I've seen a couple of these before but there are tons of new ones...Enjoy.

A4 PAPER CUT


----------



## Rodders (Dec 30, 2009)

WOW. Some of that stuff is seriously impressive.


----------



## Sparrow (Dec 30, 2009)

That is totally awesome!

I think I'll contact the artist and ask for a price list.
I'd love to have just about any of those hanging on the wall or under a clear case.  Quite amazing stuff!

Thanks for the link.


----------



## J-WO (Dec 31, 2009)

Wow! And how?


----------



## Teresa Edgerton (Dec 31, 2009)

Amazing ...


----------



## The Judge (Dec 31, 2009)

Impressively skilled work - clever in both conception and execution.

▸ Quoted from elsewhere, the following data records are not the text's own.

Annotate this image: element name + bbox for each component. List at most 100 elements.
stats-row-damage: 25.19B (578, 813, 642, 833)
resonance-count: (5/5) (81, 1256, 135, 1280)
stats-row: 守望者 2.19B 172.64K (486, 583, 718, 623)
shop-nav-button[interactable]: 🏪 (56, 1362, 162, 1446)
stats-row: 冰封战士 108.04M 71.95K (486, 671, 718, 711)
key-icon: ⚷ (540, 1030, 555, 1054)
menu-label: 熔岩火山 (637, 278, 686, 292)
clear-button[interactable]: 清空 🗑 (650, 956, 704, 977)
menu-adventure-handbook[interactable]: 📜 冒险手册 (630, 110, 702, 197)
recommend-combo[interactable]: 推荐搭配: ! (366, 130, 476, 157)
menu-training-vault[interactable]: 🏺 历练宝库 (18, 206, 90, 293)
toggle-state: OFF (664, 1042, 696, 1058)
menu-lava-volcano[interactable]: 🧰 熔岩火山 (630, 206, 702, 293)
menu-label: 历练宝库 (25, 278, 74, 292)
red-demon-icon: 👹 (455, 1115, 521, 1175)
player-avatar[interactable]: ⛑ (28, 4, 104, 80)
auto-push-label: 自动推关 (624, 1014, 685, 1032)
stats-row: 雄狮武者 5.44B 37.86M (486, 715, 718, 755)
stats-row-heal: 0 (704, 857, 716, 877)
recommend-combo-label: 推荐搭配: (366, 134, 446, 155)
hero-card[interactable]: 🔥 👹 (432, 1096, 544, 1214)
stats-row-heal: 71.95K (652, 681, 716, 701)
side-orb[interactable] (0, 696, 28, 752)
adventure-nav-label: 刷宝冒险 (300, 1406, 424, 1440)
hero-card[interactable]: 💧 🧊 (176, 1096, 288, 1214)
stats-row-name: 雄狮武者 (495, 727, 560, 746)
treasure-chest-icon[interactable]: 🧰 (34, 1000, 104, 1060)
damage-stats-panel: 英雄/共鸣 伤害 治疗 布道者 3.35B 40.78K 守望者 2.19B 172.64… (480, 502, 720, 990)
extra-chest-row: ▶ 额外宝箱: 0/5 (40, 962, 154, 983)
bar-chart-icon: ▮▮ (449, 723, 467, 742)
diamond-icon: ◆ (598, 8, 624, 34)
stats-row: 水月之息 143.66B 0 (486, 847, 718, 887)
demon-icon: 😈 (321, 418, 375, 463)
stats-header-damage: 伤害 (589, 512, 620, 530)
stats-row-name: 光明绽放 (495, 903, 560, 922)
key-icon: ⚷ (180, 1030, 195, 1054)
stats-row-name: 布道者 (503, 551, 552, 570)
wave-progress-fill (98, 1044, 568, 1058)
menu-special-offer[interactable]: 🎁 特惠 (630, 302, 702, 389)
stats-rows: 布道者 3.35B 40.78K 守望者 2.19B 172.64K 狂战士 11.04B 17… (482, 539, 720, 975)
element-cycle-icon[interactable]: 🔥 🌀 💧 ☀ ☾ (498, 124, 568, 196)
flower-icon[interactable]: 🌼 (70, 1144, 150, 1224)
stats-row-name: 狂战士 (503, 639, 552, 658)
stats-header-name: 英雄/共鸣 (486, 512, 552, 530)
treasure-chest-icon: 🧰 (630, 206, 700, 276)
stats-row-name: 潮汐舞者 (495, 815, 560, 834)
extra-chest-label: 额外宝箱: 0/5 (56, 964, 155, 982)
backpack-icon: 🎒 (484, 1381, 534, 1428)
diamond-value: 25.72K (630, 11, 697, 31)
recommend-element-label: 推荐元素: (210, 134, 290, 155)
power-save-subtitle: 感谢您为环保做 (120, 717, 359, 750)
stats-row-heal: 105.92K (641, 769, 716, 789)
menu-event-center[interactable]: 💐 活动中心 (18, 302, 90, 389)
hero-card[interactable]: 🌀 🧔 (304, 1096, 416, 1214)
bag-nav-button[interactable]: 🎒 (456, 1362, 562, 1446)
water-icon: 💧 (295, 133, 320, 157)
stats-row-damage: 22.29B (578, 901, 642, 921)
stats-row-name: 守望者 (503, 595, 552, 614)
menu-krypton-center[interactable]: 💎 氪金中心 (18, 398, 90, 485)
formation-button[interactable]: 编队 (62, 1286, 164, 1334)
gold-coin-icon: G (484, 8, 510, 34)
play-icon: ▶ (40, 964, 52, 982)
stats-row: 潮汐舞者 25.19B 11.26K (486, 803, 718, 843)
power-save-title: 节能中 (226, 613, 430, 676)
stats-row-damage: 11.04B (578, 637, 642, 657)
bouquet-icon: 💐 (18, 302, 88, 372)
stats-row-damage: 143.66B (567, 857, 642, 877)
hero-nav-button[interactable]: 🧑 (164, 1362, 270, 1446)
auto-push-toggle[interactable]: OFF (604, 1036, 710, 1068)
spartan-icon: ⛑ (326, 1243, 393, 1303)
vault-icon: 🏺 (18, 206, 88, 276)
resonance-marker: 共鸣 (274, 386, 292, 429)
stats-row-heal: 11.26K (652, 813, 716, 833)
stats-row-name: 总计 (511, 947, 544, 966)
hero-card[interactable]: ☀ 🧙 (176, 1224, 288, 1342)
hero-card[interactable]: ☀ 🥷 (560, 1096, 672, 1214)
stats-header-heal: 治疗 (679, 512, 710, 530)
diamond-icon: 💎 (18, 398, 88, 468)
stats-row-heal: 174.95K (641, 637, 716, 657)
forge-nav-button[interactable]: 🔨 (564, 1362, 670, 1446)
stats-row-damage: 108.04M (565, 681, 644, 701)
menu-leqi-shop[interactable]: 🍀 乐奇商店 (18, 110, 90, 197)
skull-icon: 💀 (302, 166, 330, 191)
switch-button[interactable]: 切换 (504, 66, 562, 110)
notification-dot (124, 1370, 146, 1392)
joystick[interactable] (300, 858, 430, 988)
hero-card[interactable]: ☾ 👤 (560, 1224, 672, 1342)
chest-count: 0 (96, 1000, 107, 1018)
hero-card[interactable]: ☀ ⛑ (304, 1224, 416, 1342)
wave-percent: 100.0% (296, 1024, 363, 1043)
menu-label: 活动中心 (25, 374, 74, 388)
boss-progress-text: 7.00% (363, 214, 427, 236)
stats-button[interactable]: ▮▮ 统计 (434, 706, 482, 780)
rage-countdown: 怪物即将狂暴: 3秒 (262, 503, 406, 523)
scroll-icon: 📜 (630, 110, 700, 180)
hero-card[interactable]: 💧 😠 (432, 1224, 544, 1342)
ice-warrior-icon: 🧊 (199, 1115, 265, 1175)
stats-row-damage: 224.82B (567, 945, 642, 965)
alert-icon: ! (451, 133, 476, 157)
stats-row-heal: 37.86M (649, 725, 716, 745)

Thanks for the link, Bookstop.


----------



## Ursa major (Dec 31, 2009)

As TJ says: well thought out and with expert implementation.


----------



## Interference (Dec 31, 2009)

I look at these and all I can think is *erk* - oh, that and 
"What a piece of worke is a man! how Noble in
Reason? how infinite in faculty? in forme and mouing
how expresse and admirable? in Action, how like an Angel?
in apprehension, how like a God? the beauty of the
world, the Parragon of Animals ..." 
but you already knew I was a pompous get.


----------



## J-WO (Jan 1, 2010)

Interference said:


> but you already knew I was a pompous get.




Nah, you've just seen Withnail & I.


----------



## Interference (Jan 1, 2010)

Sussed!


----------



## J-WO (Jan 2, 2010)

The Camberwell carrot--now there's some paper art!


----------



## Talysia (Jan 16, 2010)

Only just discovered this, but wow - these are brilliant!  I could only wish I could create things like this.  Thanks for sharing them!


----------



## Fuzzy Modem (Feb 9, 2010)

At first I was sure these weren't real. That's mind blowing.


----------